Video edit program to remove commercials from recorded program

lupi

Lifer
Apr 8, 2001
32,539
260
126
Looking for something preferably free and easy to use to cut out commercials from a recorded tv broadcast.
 

Binky

Diamond Member
Oct 9, 1999
4,046
4
81
Look at dvrms toolbox + comskip or dvrms toolbox + showanalyzer. not easy to setup, but worth it. Also not free for more "advanced" (modern) features, but very cheap.

MCE buddy can do something like this too but i have only minimal experience with it.
 

oynaz

Platinum Member
May 14, 2003
2,449
2
81
Adobe is giving Premiere CS2 away on their site (at least they make an .iso image an a serial key available)
 

Binky

Diamond Member
Oct 9, 1999
4,046
4
81
Editing commercials with a manual video editor is crazy. How could you possibly have enough time or care enough about a single TV episode to want to do that?

There are automated solutions (discussed above) that do this with reasonable accuracy. Personally, I don't delete the commercials, I just have them marked then skip through them manually with a single button press on the remote. The accuracy is not 100% unless you spend a little time tuning it, which I don't, so you could possibly delete show content with automatic deletion of the commercials.
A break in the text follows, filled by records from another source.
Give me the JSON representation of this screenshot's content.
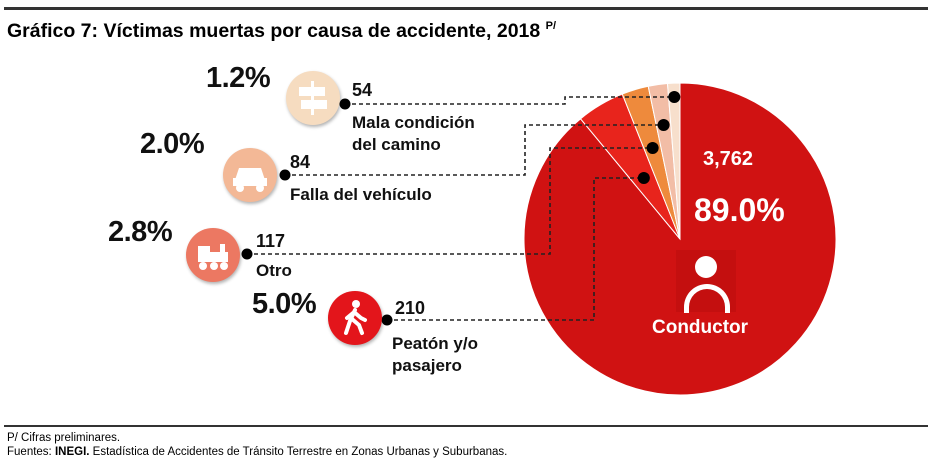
{
  "title": "Gráfico 7: Víctimas muertas por causa de accidente, 2018",
  "title_superscript": "P/",
  "chart_data": {
    "type": "pie",
    "title": "Víctimas muertas por causa de accidente, 2018",
    "start": "top",
    "slices": [
      {
        "name": "Conductor",
        "value": 3762,
        "value_label": "3,762",
        "percent_label": "89.0%",
        "color": "#d01212",
        "icon": "driver-icon"
      },
      {
        "name": "Peatón y/o pasajero",
        "value": 210,
        "value_label": "210",
        "percent_label": "5.0%",
        "color": "#e8241c",
        "icon": "pedestrian-icon"
      },
      {
        "name": "Otro",
        "value": 117,
        "value_label": "117",
        "percent_label": "2.8%",
        "color": "#ee8a3c",
        "icon": "train-icon"
      },
      {
        "name": "Falla del vehículo",
        "value": 84,
        "value_label": "84",
        "percent_label": "2.0%",
        "color": "#f2bda6",
        "icon": "car-icon"
      },
      {
        "name": "Mala condición del camino",
        "value": 54,
        "value_label": "54",
        "percent_label": "1.2%",
        "color": "#f7dfcc",
        "icon": "road-sign-icon"
      }
    ],
    "labels": {
      "mala_l1": "Mala condición",
      "mala_l2": "del camino",
      "peaton_l1": "Peatón y/o",
      "peaton_l2": "pasajero"
    },
    "icon_colors": {
      "mala": "#f6dcc0",
      "falla": "#f3b896",
      "otro": "#ec7862",
      "peaton": "#e3151b"
    }
  },
  "footer": {
    "note": "P/ Cifras preliminares.",
    "source_prefix": "Fuentes: ",
    "source_org": "INEGI.",
    "source_text": " Estadística de Accidentes de Tránsito Terrestre en Zonas Urbanas y Suburbanas."
  }
}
DVRMS toolbox can do a lot more, like transcode to other containers/codecs, if needed. It's very powerful but a little complicated.
 

Mushkins

Golden Member
Feb 11, 2013
1,631
0
0
Adobe is giving Premiere CS2 away on their site (at least they make an .iso image an a serial key available)

No, they are not giving it away. They took down the authentication servers and thus were legally obligated to make the software still available to the people who bought it. They chose to do this by putting up a site with the ISO download and a generic serial key.

This is *only a legal download for people who own the software*. If you don't already own a license, it is legally piracy to download and use that copy of CS2.
 

oynaz

Platinum Member
May 14, 2003
2,449
2
81
No, they are not giving it away. They took down the authentication servers and thus were legally obligated to make the software still available to the people who bought it. They chose to do this by putting up a site with the ISO download and a generic serial key.

This is *only a legal download for people who own the software*. If you don't already own a license, it is legally piracy to download and use that copy of CS2.

Ah, OK. They are not being very vocal about the distinction, though.